Secara teknis, memang benar bahwa mengambil sejumlah besar pil KB dapat bekerja untuk kontrasepsi darurat jika dilakukan dalam beberapa hari setelah hubungan seksual — tetapi dosis efektif akan tergantung pada merek pil. Jika Anda mempertimbangkan kontrasepsi darurat dalam beberapa hari setelah hubungan seksual tanpa pelindung, berbicara dengan dokter atau apoteker segera. Mereka dapat membantu memandu Anda melalui proses ini dengan aman dan efektif.

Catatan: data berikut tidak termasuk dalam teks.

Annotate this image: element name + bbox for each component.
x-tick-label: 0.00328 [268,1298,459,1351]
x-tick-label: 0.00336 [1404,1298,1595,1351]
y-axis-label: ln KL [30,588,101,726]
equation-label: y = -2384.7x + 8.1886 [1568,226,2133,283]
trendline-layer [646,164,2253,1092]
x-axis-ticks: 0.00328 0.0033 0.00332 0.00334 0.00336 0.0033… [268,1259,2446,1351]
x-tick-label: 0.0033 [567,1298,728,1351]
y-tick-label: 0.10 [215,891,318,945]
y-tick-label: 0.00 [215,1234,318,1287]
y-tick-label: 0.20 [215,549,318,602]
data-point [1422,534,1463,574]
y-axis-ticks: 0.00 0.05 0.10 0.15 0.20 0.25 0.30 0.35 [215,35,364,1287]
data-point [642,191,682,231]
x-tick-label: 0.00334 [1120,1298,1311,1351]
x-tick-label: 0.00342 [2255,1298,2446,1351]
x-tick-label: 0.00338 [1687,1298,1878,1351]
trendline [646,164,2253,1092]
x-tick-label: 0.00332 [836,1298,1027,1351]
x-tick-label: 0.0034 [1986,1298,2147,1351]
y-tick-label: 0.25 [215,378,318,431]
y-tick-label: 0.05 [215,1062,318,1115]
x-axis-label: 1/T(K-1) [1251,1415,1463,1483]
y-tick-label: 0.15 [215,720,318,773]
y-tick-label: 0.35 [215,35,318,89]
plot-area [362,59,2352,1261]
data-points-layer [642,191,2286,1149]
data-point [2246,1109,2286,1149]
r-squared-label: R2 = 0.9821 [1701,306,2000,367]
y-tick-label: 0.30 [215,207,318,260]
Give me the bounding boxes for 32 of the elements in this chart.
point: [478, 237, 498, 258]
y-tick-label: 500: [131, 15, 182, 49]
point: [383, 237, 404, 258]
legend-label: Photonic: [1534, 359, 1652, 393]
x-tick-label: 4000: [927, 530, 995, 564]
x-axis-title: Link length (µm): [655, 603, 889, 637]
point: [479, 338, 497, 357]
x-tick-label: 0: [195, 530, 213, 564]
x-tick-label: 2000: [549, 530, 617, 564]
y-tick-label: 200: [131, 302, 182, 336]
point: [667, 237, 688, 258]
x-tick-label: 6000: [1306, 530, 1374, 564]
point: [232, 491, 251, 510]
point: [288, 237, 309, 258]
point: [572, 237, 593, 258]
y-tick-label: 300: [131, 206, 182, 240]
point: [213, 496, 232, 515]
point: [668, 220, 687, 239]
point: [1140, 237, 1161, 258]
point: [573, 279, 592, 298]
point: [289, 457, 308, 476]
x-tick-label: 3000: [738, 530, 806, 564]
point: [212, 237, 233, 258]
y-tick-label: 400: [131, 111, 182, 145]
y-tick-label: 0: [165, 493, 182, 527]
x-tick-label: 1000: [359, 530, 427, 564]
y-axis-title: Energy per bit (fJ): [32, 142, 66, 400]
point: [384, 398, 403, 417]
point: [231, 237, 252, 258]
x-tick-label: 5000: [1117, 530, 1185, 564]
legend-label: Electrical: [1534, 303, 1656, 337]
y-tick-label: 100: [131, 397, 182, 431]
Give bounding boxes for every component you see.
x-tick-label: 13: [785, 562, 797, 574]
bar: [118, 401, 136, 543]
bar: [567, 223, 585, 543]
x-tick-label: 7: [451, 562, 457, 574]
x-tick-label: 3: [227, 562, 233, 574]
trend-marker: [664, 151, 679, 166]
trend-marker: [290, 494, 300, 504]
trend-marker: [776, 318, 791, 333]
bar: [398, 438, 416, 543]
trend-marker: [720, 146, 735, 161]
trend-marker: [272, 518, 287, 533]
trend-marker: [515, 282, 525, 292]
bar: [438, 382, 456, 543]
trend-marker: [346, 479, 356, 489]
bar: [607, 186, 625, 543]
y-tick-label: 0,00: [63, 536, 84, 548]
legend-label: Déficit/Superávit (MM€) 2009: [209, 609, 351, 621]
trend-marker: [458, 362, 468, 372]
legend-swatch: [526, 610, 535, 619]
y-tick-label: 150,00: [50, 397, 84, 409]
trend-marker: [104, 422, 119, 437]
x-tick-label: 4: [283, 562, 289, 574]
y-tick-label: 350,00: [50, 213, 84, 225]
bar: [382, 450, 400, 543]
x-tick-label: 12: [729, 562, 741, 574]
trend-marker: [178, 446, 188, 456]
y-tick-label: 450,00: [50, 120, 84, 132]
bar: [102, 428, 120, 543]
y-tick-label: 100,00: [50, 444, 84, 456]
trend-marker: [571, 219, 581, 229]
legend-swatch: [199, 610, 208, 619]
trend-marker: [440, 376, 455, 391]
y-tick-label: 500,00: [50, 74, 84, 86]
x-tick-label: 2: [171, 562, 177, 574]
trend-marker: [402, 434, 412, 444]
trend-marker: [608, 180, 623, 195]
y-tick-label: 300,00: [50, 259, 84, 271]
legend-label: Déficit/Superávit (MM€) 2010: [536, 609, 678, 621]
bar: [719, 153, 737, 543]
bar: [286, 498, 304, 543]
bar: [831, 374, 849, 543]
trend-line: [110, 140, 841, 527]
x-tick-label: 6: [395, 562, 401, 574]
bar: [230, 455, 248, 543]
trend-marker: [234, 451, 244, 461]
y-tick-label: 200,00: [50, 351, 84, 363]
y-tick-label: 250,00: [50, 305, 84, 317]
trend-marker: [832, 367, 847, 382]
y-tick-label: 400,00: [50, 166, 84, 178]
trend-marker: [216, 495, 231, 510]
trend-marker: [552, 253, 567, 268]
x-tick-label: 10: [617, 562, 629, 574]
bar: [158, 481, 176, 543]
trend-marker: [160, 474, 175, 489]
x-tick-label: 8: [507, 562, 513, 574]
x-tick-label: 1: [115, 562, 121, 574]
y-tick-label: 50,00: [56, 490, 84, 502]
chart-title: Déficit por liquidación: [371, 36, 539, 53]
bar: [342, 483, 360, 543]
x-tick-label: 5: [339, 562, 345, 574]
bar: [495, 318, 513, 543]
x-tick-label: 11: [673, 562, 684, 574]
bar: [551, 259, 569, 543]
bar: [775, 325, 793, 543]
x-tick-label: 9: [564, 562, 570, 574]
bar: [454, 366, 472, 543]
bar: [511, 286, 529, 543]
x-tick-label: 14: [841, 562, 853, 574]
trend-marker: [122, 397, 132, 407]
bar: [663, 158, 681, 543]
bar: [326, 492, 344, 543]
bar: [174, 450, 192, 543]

Pentingnya Berbicara Dengan Dokter Anda

Meskipun kesalahpahaman umum, ada sedikit bukti ilmiah bahwa mengambil pil KB sebelum kehamilan atau secara tidak sengaja mengambil pil KB selama kehamilan awal menyebabkan kematian janin atau cacat lahir. Yang sedang berkata, pastikan untuk mendiskusikan kekhawatiran Anda dan alamat pertanyaan pribadi tentang kontrasepsi dan kehamilan dengan dokter Anda.

> Sumber:

> American College of Obstetrics and Gynecology. (Agustus 2015). Kehilangan Awal Kehamilan.

> Jellesen R, Strandberg-Larsen K, Jørgensen T, Olsen J, Thulstrup AM, Andersen AM. Penggunaan ibu kontrasepsi oral dan risiko kematian janin. Pediatrik Perinat Epidemiol. 2008 Juli; 22 (4): 334-40.

> Kantor Penelitian Populasi & Asosiasi Profesional Kesehatan Reproduksi. (Juni 2016). Jenis Kontrasepsi Darurat.

> Waller DK dkk. Penggunaan kontrasepsi oral dalam kehamilan dan cacat lahir struktural utama pada keturunan. Epidemiologi . 2010 Mar, 21 (2): 232-9.